Traditionally, a lot of OpenDSS users ran tasks in parallel with the multiprocessing module or other tools like Dask.Distributed, but depending on the use-case, multithreading can present interesting advantages, such as easier use of shared resources.

For an approach compatible with the current official OpenDSS versions, using either multiprocessing or the dss.Parallel functions would be required.

Using multiprocessing#

For completeness, let’s also run using the multiprocessing module, which is part of Python’s standard library.

Here, instead of modifying the structs directly, we have to keep in mind that the input data will be serialized, and so will the output data from the function.

def _run_mp(fn, load_mult):
    from dss import dss as ctx
    circ = ctx.ActiveCircuit
    ctx('clear')
    try:
        ctx(f'redirect "{fn}"')
        circ.Solution.LoadMult = load_mult
        # print(f'Running "{fn}", circuit "{ctx.ActiveCircuit.Name}", mult={load_mult}')
        ctx(f'Solve mode=daily number={NUM_SOLVE}')
    except Exception as ex:
        print('ERROR:', (fn, load_mult))
        print('      ', ex.args)
        
    # print(f'Done "{fn}" (LoadMult={load_mult}), circuit "{circ.Name}"')
    return (fn, load_mult, circ.Solution.Converged, circ.AllBusVolts)

Let’s run using the same number workers as before. After running, assemble back the results in dicts.

import multiprocessing as mp

t0 = perf_counter()
pool = mp.Pool(processes=num)
results_mp = pool.starmap(_run_mp, cases)

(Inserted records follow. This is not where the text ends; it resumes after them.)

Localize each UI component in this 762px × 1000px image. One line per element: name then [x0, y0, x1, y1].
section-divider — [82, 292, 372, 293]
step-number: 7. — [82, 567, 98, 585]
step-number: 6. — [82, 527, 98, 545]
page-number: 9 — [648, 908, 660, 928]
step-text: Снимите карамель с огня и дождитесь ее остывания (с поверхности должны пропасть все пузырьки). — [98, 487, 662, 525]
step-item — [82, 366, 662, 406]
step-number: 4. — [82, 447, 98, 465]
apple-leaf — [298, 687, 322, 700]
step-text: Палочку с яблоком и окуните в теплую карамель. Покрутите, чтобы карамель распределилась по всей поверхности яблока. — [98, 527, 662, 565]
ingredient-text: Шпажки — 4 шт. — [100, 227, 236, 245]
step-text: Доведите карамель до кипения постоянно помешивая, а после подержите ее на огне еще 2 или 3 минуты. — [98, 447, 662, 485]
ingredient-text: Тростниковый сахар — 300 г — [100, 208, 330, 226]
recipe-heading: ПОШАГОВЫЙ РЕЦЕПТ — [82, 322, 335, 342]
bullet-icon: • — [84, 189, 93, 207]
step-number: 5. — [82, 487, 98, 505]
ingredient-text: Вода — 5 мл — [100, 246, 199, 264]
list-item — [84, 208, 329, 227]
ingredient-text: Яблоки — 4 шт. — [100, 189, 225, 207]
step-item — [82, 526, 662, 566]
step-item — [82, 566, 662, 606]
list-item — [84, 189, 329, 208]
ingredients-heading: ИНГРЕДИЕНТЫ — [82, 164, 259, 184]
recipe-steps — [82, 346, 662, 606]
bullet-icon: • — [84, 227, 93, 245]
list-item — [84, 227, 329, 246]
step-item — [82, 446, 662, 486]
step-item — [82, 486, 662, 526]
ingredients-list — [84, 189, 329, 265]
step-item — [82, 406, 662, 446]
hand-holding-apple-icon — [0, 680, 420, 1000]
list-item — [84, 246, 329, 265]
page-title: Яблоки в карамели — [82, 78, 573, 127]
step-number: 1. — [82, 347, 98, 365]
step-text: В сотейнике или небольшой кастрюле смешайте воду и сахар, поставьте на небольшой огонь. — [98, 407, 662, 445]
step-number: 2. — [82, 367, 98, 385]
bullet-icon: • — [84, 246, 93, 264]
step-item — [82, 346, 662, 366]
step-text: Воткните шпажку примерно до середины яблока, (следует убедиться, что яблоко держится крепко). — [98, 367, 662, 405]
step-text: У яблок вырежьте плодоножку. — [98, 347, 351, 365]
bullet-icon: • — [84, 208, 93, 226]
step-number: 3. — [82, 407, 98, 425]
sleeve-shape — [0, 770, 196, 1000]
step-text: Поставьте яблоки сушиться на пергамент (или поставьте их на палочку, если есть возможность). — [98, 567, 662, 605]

# Assemble back the results
mpresults = {(item[0], item[1]): item[3] for item in results_mp}
mpconverged = {(item[0], item[1]): item[2] for item in results_mp}

t1 = perf_counter()
dt_mp = (t1 - t0)
print(f'Done in {dt_mp:.3f} s using {num} processes')
Done in 0.870 s using 25 processes

And validate the results, just to be sure:

for case in cases:
    np.testing.assert_equal(sresults[case], mpresults[case])

Performance notes#

If each task is short-lived, keeping the processes alive and reusing the engines is more efficient, but that’s not the point of this example. Try rerunning this notebook setting NUM_SOLVE=960 (or a larger number) vs. NUM_SOLVE=96. At some point, the task is long enough that it doesn’t matter if processes or threads are used, since the overhead is diluted. That is also true when using/comparing the scenarios that can be run using the internal Parallel interface from OpenDSS.

For shorter tasks and small circuits, threads should always win if most of the time is spent in the DSS engine, since that releases the Python GIL.

Parallel/PM implementation#

The DSS-Extensions implementation of the OpenDSS engine does include support for the parallel-machine (PM) concepts of the official implementation. The internals are completely different, and in fact result in a wider range of scenarios where it could be used when compared to the official version. Although useful in other use-cases like running through COM in Excel/VBA or MATLAB, using thread and multiple DSS engines explicitly provide more control. Sometimes threading is not ideal and using multiprocessing is preferred anyway, so there is little space where the PM alternative would be recommended with DSS-Python.

For the Parallel interface and the parallel-machine commands from OpenDSS, check the official documentation, and the API docs for the interface in DSS-Python.

Currently, DSS-Extensions do not implement the diakoptics methods anymore. The methods were disabled and will be reenabled after the developers on DSS-Extensions have an opportunity to address it.

Future expectations#

Specific to DSS-Extensions, there could be new features to enable automatic sharing of some data. Some of the required infrastructure is already in place, but there are tasks with higher priority before a system is fully implemented.

There has been recent changes in Python and more are expected for Python 3.13 (expected by October 2024, first beta in May 2024) which would enable better performance when using multiple threads by using subinterpreters (see PEP 734). When the toolset is mature, the projects on DSS-Extensions will try to integrate it.